Tips to Making These Buttermilk Doughnuts
- Dough – Add buttermilk slowly to the flour mixture. I found my dough needed different amounts of buttermilk with each batch. Probably since I didn’t weigh the dry ingredients there is a bit of variation in measurements.
- Doughnut Cutter – I use a small one it’s 2 3/4″ in diameter. I feel that the smaller size cutter creates a crispier doughnut. I don’t have any evidence but my family loves the more petite doughnuts. Also, they’re easier to manage when frying.
- Oil Heat – When the oil is too hot (above 370) the doughnuts can burn quickly.

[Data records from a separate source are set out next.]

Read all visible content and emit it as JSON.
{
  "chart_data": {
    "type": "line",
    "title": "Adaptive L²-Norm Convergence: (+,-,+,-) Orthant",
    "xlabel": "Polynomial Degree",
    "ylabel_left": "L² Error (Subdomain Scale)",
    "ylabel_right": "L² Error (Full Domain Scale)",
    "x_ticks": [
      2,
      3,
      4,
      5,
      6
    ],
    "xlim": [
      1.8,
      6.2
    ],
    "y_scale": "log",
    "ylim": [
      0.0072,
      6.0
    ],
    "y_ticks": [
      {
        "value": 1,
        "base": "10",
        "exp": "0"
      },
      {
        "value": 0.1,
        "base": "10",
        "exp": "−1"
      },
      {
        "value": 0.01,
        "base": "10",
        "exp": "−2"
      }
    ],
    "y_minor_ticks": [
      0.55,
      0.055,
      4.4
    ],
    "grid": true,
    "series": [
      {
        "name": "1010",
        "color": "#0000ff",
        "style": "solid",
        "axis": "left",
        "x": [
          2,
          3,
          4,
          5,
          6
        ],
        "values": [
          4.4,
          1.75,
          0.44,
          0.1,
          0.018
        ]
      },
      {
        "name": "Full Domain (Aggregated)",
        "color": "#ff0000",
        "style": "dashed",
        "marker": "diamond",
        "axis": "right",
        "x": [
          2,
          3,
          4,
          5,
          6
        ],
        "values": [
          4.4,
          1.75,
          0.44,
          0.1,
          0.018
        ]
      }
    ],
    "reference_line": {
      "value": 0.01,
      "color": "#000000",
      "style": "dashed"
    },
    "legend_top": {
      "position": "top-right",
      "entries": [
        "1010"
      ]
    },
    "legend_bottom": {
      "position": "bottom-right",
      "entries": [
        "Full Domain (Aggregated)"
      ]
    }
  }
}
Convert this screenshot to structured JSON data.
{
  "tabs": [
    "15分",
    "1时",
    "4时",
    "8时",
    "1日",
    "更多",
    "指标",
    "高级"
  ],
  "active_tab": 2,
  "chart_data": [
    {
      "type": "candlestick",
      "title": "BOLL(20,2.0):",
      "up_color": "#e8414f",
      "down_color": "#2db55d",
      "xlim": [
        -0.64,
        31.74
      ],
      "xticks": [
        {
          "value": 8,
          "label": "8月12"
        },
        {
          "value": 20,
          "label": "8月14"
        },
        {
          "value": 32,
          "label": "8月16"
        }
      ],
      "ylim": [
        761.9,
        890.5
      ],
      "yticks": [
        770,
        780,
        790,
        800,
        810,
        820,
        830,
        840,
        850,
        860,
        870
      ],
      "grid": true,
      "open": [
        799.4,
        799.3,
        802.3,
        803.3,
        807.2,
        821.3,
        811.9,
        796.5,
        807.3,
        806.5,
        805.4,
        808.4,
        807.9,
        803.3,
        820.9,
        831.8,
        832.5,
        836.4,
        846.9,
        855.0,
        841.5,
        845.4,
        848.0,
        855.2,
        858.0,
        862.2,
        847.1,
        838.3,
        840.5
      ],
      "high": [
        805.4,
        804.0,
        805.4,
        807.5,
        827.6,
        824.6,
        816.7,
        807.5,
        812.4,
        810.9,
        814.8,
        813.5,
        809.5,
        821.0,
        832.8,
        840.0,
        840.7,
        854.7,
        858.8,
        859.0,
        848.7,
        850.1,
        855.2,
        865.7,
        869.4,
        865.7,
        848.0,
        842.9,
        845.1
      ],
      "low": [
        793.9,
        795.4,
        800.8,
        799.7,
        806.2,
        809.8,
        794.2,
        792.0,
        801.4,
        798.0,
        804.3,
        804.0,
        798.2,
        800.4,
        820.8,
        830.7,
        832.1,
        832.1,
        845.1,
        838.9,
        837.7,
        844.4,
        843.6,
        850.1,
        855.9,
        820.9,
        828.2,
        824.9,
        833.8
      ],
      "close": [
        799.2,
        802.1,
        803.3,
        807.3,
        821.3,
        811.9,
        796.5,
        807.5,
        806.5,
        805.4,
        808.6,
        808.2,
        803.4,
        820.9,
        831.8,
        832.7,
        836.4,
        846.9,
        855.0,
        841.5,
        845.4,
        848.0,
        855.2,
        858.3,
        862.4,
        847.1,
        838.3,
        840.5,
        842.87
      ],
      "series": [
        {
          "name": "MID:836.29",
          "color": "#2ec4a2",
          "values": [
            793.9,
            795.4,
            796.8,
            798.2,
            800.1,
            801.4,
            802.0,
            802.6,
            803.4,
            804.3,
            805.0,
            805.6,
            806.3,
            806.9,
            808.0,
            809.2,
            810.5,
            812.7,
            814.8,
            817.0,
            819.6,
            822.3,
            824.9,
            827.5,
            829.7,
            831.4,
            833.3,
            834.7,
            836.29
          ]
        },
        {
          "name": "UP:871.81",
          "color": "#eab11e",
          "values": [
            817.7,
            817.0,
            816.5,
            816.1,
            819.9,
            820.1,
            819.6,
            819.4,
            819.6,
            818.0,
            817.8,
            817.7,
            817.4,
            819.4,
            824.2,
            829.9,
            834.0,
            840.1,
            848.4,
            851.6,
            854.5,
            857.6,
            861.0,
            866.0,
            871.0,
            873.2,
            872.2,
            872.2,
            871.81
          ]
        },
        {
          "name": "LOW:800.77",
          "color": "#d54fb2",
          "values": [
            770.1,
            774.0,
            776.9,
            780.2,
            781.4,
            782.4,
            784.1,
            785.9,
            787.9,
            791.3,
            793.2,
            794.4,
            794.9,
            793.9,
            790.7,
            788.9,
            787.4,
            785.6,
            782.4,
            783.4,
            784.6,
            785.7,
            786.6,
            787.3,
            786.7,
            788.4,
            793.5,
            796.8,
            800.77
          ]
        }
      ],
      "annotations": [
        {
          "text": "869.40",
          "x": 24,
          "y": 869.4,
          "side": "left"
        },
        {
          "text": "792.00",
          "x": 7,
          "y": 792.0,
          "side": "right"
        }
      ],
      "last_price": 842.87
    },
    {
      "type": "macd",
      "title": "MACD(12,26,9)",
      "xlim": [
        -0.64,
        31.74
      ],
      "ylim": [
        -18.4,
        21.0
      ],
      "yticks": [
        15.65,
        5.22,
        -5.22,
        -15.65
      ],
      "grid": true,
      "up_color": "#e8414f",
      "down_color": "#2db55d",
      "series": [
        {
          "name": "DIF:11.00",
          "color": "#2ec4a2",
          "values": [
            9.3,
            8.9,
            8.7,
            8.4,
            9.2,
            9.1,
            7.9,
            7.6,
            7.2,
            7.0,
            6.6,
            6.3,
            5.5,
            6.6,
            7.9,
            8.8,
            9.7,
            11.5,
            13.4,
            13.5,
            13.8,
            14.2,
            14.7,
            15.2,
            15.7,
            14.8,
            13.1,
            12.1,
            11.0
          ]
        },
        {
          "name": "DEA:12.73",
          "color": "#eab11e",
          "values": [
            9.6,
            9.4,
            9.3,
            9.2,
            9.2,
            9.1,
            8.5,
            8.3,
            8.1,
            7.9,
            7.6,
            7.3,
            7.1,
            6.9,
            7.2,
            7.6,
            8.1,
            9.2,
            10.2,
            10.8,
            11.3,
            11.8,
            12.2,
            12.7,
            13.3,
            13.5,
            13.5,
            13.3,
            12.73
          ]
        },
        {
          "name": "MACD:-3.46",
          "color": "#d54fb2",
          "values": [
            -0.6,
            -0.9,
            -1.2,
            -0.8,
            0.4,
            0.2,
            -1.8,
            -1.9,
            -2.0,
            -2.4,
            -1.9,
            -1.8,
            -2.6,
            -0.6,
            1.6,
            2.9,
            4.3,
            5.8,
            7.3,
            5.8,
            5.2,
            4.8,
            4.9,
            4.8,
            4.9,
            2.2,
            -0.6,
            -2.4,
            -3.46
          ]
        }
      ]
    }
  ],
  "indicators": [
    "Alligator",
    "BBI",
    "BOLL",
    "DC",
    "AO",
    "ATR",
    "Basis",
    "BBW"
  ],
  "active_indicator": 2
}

So always check your deep fryer thermometer before adding the dough.
- Small Batches – Frying the doughnuts can be a bit overwhelming since they cook so quickly. So to avoid over cooking, only work in small batches.
- Crisco for Frying – My mother-in-law insisted I use crisco for frying the doughnuts. I bet you can use a vegetable oil and the doughnuts will come out fine. I used Crisco since she insisted. I will try using the vegetable oil later and I’ll post my results here in this tips section.
Well, I guess it was awesome that I asked my mother-in-law for her buttermilk doughnuts recipe. She couldn’t find her original recipe when we were visiting, so we all got busy looking for it. Thank goodness my husband found it in my father-in-law’s rolltop desk!
Margaret hadn’t made her doughnuts in a while, and my interest in them got her baking again. She now makes them for all her lovely friends who are so gracious to stop by and visit!